Updated: Jun 14, 2019
In every restaurant, labor costs are a primary focus. It makes sense, it's the greatest loss of revenue. But what is the break-down of labor costs? Person to person, employer to employee, what is the true cost of breaks?
In Washington, for every four hours you work, you receive a ten minute break, and it must be given within the first four hours of work. But staff can't just leave the dinner rush in order to rest. In every restaurant I've worked in, one manager or another has informed the staff that they signed their break away upon being hired, in order to work there. But did they??
You can't have an empty kitchen at 8pm, but what do restaurant breaks really look like?
Your employees signed away the right to have a sit-down period of ten minutes take place within four hour time frames, but they did not sign away their right to break time. Many restaurants have six, eight, nine hour shifts... Does your staff not deserve to eat during the time frame when most are hungry? What actually serves your best interest?
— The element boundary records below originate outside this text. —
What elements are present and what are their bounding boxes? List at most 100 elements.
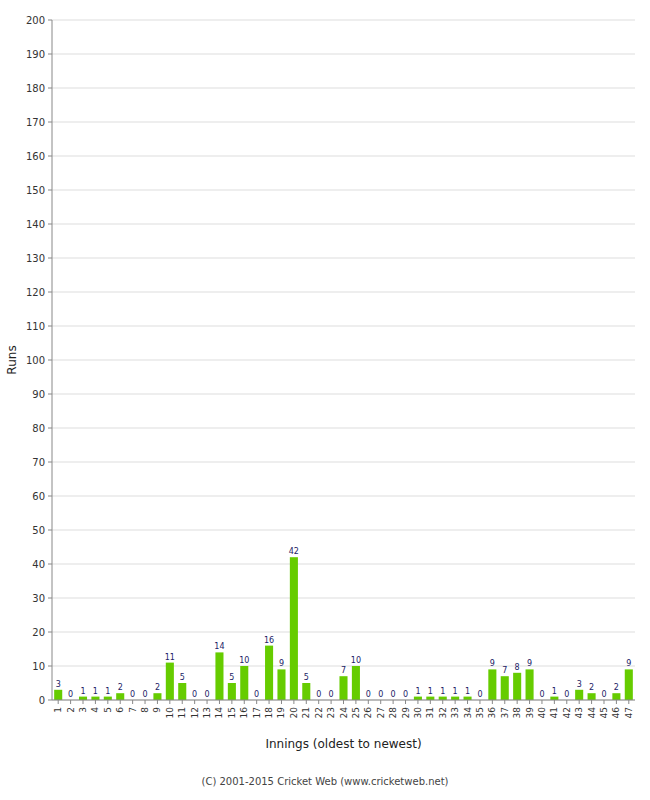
bar [526, 669, 534, 700]
y-axis: 0102030405060708090100110120130140150160… [26, 15, 52, 706]
x-tick-label: 13 [202, 707, 212, 718]
data-label: 16 [264, 636, 274, 645]
x-tick-label: 19 [276, 707, 286, 719]
data-label: 9 [626, 659, 631, 668]
data-label: 10 [239, 656, 249, 665]
x-tick-label: 10 [165, 707, 175, 719]
data-label: 0 [539, 690, 544, 699]
bar [54, 690, 62, 700]
y-tick-label: 150 [26, 185, 45, 196]
data-label: 11 [165, 653, 175, 662]
bar [178, 683, 186, 700]
x-tick [492, 700, 493, 704]
grid-line [52, 122, 635, 123]
x-tick [393, 700, 394, 704]
x-tick [107, 700, 108, 704]
x-tick-label: 46 [611, 707, 621, 719]
y-tick-label: 40 [32, 559, 45, 570]
y-axis-label: Runs [5, 345, 19, 374]
x-tick [120, 700, 121, 704]
data-label: 5 [229, 673, 234, 682]
x-tick-label: 14 [214, 707, 224, 719]
y-tick-label: 100 [26, 355, 45, 366]
x-tick [318, 700, 319, 704]
grid-line [52, 224, 635, 225]
grid-line [52, 462, 635, 463]
x-tick-label: 25 [351, 707, 361, 718]
y-axis-line [52, 20, 53, 700]
grid-line [52, 258, 635, 259]
y-tick-label: 160 [26, 151, 45, 162]
x-tick-label: 12 [190, 707, 200, 718]
grid-line [52, 632, 635, 633]
x-tick [169, 700, 170, 704]
grid-line [52, 496, 635, 497]
bar [464, 697, 472, 700]
x-tick-label: 28 [388, 707, 398, 719]
x-tick-label: 31 [425, 707, 435, 718]
x-tick [616, 700, 617, 704]
grid-line [52, 88, 635, 89]
y-tick [48, 632, 52, 633]
x-axis-label: Innings (oldest to newest) [265, 737, 421, 751]
data-label: 0 [130, 690, 135, 699]
data-label: 0 [564, 690, 569, 699]
bar [153, 693, 161, 700]
bar [439, 697, 447, 700]
y-tick-label: 170 [26, 117, 45, 128]
data-label: 0 [403, 690, 408, 699]
x-tick-label: 42 [562, 707, 572, 718]
x-tick [405, 700, 406, 704]
x-tick-label: 20 [289, 707, 299, 719]
x-tick-label: 33 [450, 707, 460, 718]
data-label: 1 [415, 687, 420, 696]
x-tick-label: 4 [90, 707, 100, 713]
x-tick [517, 700, 518, 704]
bar [228, 683, 236, 700]
data-label: 0 [477, 690, 482, 699]
y-tick [48, 20, 52, 21]
y-tick [48, 564, 52, 565]
data-label: 42 [289, 547, 299, 556]
x-tick [95, 700, 96, 704]
data-label: 0 [192, 690, 197, 699]
x-tick-label: 38 [512, 707, 522, 719]
x-tick-label: 37 [500, 707, 510, 718]
bar [352, 666, 360, 700]
y-tick-label: 0 [39, 695, 45, 706]
x-tick-label: 43 [574, 707, 584, 718]
bar [339, 676, 347, 700]
y-tick-label: 180 [26, 83, 45, 94]
y-tick-label: 20 [32, 627, 45, 638]
x-tick-label: 11 [177, 707, 187, 718]
y-tick-label: 30 [32, 593, 45, 604]
bar [488, 669, 496, 700]
grid [52, 20, 635, 700]
x-tick [219, 700, 220, 704]
x-tick-label: 27 [376, 707, 386, 718]
y-tick [48, 190, 52, 191]
bar [166, 663, 174, 700]
bar [290, 557, 298, 700]
data-label: 0 [378, 690, 383, 699]
y-tick [48, 462, 52, 463]
y-tick-label: 130 [26, 253, 45, 264]
x-tick-label: 39 [525, 707, 535, 719]
bar [451, 697, 459, 700]
x-tick [83, 700, 84, 704]
y-tick [48, 700, 52, 701]
x-tick [579, 700, 580, 704]
x-tick [591, 700, 592, 704]
x-tick-label: 6 [115, 707, 125, 713]
y-tick [48, 496, 52, 497]
x-tick-label: 7 [128, 707, 138, 713]
data-label: 1 [105, 687, 110, 696]
x-tick [157, 700, 158, 704]
x-tick-label: 1 [53, 707, 63, 713]
data-label: 0 [329, 690, 334, 699]
x-tick [58, 700, 59, 704]
bar [501, 676, 509, 700]
grid-line [52, 156, 635, 157]
x-tick-label: 9 [152, 707, 162, 713]
x-tick [368, 700, 369, 704]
The solution to breaks is the recognition that your employees have the legal right to this time, and they can use it in little increments to nourish themselves. It's very simple, actually. Your staff understands the flow of business. They understand when they're needed, and when there are moments when everything is handled well enough. You can oversee this (and ask them to check in prior to taking one), but on some level you're going to need to allow breaks to happen, and even encourage it.
Not only does your staff have the right to their break time, you'll want to give it to them. Here's 3 reasons why:
1. People who are properly nourished are far better and more efficient workers.
Hunger and exhaustion lead to easily avoidable mistakes, slowly accomplished tasks, and sluggishness. That means that you lose money on product, get less done, and have potentially negative guest experiences - which is the exact opposite of saving money.
2. Employees who aren't respected and appreciated, do not in turn respect the company they work for.
This is a rule of thumb to remember across the board. When you do not value your staff, they do not value you. They do not strive to work efficiently, to save you money, to serve you well, because their interests are not being served well. They know they are not being respected. Though they might fear losing their job (and regardless of if they stay or if they leave), they will never truly work to serve your interests.
3. It actually costs you more money in labor, when you fight your employees' right to breaks.
I've actually worked for a company that was sued for militantly denying breaks and years later had to reimburse in bulk payments ... But let's forget that potential outcome. The reality is, it a break costs you nothing more in labor. That's right. People will still accomplish the same amount of work, if not more, when they can fit in the break they need. Financial loss comes when they aren't given the break. People know what's fair. When employees know they weren't given the time they were due, they will milk the clock an fit in that break after their shift when they wait to clock out. Those are the employees who will not work to serve you, because they are not being served. There are also the employees who will work sluggishly at the end of a long shift, because their bodies are tired and they can't be efficient.
The true cost of breaks, is when you don't allow them. When you value your employees, and when you look at the big picture, you can accomplish great things together. So much of business seeks to control things (and cost) on the micro level, without actually looking at the macro effect. When you come from a visionary space, and when you're able to treat your staff well, the growth of business is exponential.